はじめに
Windows Defencerのリアルタイム保護の設定をPowershellにて設定しようとしたところ、うまく機能しませんでした。
PS C:\Windows\system32> Set-MpPreference -DisableRealtimeMonitoring 0
PS C:\Windows\system32> (Get-MpPreference).DisableRealtimeMonitoring
False
PS C:\Windows\system32> Set-MpPreference -DisableRealtimeMonitoring 1
PS C:\Windows\system32> (Get-MpPreference).DisableRealtimeMonitoring
False
原因を調べていたところ、改竄防止機能が有効になっていると、このリアルタイム保護機能を無効化できないみたいです。
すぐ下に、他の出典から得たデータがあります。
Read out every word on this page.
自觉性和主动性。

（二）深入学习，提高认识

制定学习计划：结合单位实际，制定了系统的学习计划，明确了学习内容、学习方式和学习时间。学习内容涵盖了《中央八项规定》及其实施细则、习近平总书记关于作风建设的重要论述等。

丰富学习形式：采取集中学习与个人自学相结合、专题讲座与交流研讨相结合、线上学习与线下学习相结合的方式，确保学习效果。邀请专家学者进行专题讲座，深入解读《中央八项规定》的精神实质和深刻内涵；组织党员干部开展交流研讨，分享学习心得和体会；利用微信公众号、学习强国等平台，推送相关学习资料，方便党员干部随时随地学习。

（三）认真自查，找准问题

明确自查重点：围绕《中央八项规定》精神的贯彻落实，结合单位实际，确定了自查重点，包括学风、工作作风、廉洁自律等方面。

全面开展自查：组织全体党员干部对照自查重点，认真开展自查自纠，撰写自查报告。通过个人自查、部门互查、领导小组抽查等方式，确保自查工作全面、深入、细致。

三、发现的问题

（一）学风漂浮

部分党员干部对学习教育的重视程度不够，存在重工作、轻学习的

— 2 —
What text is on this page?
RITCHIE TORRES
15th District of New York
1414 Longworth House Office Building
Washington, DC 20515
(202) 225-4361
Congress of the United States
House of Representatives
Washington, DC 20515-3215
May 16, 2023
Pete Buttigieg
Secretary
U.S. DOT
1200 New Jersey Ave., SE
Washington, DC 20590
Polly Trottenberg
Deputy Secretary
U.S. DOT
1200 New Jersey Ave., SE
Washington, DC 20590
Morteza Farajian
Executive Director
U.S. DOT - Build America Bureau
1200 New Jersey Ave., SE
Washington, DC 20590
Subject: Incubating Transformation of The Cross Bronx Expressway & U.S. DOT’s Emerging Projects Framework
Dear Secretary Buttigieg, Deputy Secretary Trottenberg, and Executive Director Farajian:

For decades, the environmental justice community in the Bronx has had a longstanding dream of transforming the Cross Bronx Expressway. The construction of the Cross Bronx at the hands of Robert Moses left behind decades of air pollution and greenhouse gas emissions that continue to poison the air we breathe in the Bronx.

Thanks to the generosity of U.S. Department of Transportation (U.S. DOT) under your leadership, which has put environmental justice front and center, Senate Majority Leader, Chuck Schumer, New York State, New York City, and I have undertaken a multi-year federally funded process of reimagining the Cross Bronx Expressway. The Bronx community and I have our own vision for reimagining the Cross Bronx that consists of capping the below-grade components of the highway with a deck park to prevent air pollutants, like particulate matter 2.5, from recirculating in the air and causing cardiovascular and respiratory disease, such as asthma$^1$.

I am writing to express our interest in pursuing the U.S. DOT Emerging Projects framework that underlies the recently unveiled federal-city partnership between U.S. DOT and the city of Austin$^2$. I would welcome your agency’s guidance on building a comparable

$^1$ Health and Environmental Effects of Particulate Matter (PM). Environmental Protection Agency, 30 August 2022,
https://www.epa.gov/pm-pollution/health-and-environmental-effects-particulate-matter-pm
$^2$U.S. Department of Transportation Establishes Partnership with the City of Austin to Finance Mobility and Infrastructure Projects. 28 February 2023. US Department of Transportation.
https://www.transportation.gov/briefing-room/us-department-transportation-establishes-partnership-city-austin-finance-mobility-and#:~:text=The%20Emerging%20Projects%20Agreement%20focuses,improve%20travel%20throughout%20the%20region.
本記事では、機能させるための手順を備忘録として残しておきます。
改竄防止機能の無効化
Windows セキュリティ画面から無効化する
- Windows セキュリティを開きます。
- 左メニューの「ウィルスと脅威の防止」を選択し、「設定の管理」をクリックします。
- 「改ざん防止」がONになっているので、「OFF」にします。
レジストリで無効化する
下記レジストリを設定することで無効化が可能です。
キー : HKEY_LOCAL_MACHINE¥SOFTWARE¥Microsoft¥Windows Defender¥Features
名前 : TamperProtection
種類 : DWORD
値 : 0(無効) / 5(有効)
もし、書き換え時にエラーが発生した場合は、アクセス権がない場合がほとんどですので、所有者の変更や権限の変更をしてください。(ここでは省きます)
リアルタイム保護の無効化
以下のコマンドをPowerShellにて実行します。
PS C:¥Windows¥system32> Set-MpPreference -DisableRealtimeMonitoring 0
PS C:¥Windows¥system32> (Get-MpPreference).DisableRealtimeMonitoring
False
有効化してみます。
PS C:¥Windows¥system32> Set-MpPreference -DisableRealtimeMonitoring 1
PS C:¥Windows¥system32> (Get-MpPreference).DisableRealtimeMonitoring
True
問題なく動作していますね。
最後に
手動でWindowsセキュリティ画面でリアルタイム保護を無効にすれば、普通に無効になります。
しかし、企業によっては、全員に対応してもらうのは難しい場合があるかと思います。
そういった時に定期的に自動で無効化/有効化したいなどといったケースに利用できるかと思います。